SIOUX CITY | The Sioux City Council granted unanimous approval Monday to a loan that will allow regional performing arts group Lamb Arts to purchase the historic building that formerly housed KCAU Channel 9.
Under a resolution passed Monday, Lamb Arts Regional Theatre will receive a $350,000 economic development loan from the city to purchase the 1909 building at 625 Douglas St. The nonprofit group, which has for the past 31 years leased the former Webster School building at 417 Market St. from the city, plans to raise $11.5 million to restore the building and to relocate its operations into the venue over the next 2 1/2 years.
The theater group is purchasing the property from its current owner, the Archer Family Trust, for $350,000.
The public loan is secured by a mortgage on the property that would be repaid over a one-year period. In the event Lamb Arts cannot pay the loan, the property will revert to the city. The loan carries 4 percent interest that will be forgiven if Lamb Arts pays the loan within a year.
The envisioned renovations for the venue, which were shared with the public Friday, will include three theaters: a 220- to 250-seat thrust theater, a 50-seat cabaret-style bar and a second-floor 120-seat theater. Other rooms will include a costume shop, classrooms, a scene shop and catering kitchen. Plans also include a two-story atrium with a skylight.
Councilman Dan Moore thanked Lamb Arts co-founders Russ and Diana Wooley for their vision for the building, which originally served as Sioux City's first auditorium.
"There's not a doubt in my mind that you will be successful," Moore said. "It's just contagious to have the excitement in downtown Sioux City with the theater."
With Monday's approval, Lamb Arts is kicking off a capital campaign for the property acquisition and renovation.
In other action, the council voted 5-0 to approve a $12.4 million grant application to the U.S. DOT's Infrastructure For Rebuilding America (INFRA) Grant Program for construction of a viaduct across railroad tracks on 18th Street.

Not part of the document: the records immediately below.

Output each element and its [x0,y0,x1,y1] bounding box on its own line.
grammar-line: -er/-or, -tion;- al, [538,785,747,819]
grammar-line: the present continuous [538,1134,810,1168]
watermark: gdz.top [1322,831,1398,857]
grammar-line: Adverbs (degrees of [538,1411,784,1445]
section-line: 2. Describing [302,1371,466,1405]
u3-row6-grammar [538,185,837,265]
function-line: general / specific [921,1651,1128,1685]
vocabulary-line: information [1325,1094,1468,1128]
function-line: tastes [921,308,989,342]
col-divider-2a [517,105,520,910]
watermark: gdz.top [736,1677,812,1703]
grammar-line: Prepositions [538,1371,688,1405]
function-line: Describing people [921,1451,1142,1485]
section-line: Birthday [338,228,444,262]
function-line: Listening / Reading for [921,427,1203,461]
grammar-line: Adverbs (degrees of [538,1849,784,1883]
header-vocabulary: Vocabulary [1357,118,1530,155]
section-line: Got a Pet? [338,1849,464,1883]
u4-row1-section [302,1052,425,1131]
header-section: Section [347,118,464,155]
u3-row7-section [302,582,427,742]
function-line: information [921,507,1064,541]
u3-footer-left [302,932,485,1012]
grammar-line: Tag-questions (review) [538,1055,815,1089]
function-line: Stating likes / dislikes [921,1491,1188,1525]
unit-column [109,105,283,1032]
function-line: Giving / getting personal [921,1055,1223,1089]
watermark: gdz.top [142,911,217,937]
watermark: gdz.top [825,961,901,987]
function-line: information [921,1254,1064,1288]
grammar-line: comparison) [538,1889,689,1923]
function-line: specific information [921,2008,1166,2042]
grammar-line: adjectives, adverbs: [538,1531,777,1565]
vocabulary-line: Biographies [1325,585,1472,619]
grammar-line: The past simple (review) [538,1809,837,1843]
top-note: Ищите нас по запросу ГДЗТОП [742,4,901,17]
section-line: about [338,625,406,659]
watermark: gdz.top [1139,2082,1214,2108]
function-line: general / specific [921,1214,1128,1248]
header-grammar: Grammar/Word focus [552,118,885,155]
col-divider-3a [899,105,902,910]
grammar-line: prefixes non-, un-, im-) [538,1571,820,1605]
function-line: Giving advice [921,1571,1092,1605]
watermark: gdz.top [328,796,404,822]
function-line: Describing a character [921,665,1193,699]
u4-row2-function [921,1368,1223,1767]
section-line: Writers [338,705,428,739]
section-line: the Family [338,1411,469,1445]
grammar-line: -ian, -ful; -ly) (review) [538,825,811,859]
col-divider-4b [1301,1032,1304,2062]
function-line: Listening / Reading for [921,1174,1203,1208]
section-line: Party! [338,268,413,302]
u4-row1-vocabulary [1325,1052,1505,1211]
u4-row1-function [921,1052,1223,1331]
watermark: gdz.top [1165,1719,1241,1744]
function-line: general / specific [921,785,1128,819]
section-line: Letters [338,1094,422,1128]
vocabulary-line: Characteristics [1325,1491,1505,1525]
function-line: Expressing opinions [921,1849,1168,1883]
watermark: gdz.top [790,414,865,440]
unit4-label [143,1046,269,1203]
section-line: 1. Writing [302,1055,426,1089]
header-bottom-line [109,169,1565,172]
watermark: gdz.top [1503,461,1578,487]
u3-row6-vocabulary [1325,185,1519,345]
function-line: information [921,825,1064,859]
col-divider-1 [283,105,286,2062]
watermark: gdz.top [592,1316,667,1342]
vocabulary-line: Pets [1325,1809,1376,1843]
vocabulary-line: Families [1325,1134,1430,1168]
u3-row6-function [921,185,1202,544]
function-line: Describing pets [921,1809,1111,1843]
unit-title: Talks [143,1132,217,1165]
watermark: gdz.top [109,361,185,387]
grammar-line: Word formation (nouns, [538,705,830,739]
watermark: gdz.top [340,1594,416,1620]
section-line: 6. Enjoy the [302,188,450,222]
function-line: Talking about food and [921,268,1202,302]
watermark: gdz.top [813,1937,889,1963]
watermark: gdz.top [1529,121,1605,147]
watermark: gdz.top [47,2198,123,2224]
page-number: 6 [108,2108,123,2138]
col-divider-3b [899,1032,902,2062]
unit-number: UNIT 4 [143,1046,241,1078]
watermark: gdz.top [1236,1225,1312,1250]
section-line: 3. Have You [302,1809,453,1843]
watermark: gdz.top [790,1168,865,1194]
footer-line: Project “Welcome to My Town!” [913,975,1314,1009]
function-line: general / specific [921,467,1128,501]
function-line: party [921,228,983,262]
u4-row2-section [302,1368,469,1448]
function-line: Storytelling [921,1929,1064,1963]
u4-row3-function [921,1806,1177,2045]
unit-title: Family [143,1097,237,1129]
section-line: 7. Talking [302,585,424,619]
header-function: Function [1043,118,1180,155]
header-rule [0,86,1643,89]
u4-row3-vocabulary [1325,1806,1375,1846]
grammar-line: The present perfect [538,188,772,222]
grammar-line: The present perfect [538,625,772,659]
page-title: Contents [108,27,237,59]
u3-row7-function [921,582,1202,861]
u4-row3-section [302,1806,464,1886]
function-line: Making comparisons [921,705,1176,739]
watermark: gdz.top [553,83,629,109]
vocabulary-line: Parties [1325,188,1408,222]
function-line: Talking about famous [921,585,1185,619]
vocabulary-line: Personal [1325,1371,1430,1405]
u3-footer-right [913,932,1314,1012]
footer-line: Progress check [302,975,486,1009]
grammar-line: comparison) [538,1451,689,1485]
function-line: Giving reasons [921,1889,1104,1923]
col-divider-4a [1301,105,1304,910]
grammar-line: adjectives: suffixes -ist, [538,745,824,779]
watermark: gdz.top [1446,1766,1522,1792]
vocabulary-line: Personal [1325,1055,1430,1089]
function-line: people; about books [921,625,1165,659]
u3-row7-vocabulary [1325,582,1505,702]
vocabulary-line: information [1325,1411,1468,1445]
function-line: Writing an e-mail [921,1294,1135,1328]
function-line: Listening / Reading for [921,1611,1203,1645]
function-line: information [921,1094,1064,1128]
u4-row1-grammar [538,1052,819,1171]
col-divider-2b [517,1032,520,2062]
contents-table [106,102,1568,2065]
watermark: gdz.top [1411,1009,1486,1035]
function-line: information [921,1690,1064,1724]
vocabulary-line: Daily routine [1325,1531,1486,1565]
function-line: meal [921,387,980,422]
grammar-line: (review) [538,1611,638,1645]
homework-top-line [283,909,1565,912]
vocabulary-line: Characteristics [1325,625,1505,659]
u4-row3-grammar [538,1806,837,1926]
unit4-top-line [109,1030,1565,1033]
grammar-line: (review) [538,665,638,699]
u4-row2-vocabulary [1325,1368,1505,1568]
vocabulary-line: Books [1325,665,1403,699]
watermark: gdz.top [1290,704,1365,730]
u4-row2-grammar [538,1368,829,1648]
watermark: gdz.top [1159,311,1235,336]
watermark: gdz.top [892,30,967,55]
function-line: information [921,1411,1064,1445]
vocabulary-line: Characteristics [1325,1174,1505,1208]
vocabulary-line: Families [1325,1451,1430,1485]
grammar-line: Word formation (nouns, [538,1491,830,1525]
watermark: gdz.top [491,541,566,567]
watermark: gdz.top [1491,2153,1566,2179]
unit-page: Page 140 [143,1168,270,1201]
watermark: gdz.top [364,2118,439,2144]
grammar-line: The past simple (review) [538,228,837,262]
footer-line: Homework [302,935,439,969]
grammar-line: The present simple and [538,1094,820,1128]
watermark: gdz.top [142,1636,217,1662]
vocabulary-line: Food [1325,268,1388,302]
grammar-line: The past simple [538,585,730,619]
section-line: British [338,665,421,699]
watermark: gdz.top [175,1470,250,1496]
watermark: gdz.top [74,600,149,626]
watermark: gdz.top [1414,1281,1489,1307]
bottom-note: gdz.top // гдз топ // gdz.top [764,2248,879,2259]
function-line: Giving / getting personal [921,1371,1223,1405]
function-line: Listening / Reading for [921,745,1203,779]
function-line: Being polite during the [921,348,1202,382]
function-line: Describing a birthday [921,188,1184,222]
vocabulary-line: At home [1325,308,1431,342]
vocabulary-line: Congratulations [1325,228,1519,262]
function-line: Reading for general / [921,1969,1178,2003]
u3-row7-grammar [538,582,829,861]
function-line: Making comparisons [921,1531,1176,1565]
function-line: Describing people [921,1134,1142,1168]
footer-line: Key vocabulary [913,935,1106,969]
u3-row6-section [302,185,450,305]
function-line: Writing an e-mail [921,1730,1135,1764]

If awarded to the city, the competitive grant would cover a significant portion of the $20.7 million projected cost to build the 500-foot viaduct, which would connect Floyd Boulevard to Steuben Street, spanning the Union Pacific Railroad and Canadian National Railway tracks. The project would also realign portions of Hawkeye Drive and Illinois Avenue.
A timetable from the project is pending an award of funding.
The council also voted 5-0 in approval of a subdivision improvement installation agreement and a final plat for the first addition to Chestnut Hill, a proposed northside housing development along Floyd Boulevard across from the 28th Street intersection.
The proposal allows developer Rick Bertrand to proceed with the development of the first 15 lots, which will become 30 attached units. Final plans for the development include 40 twin homes, providing 80 total housing units.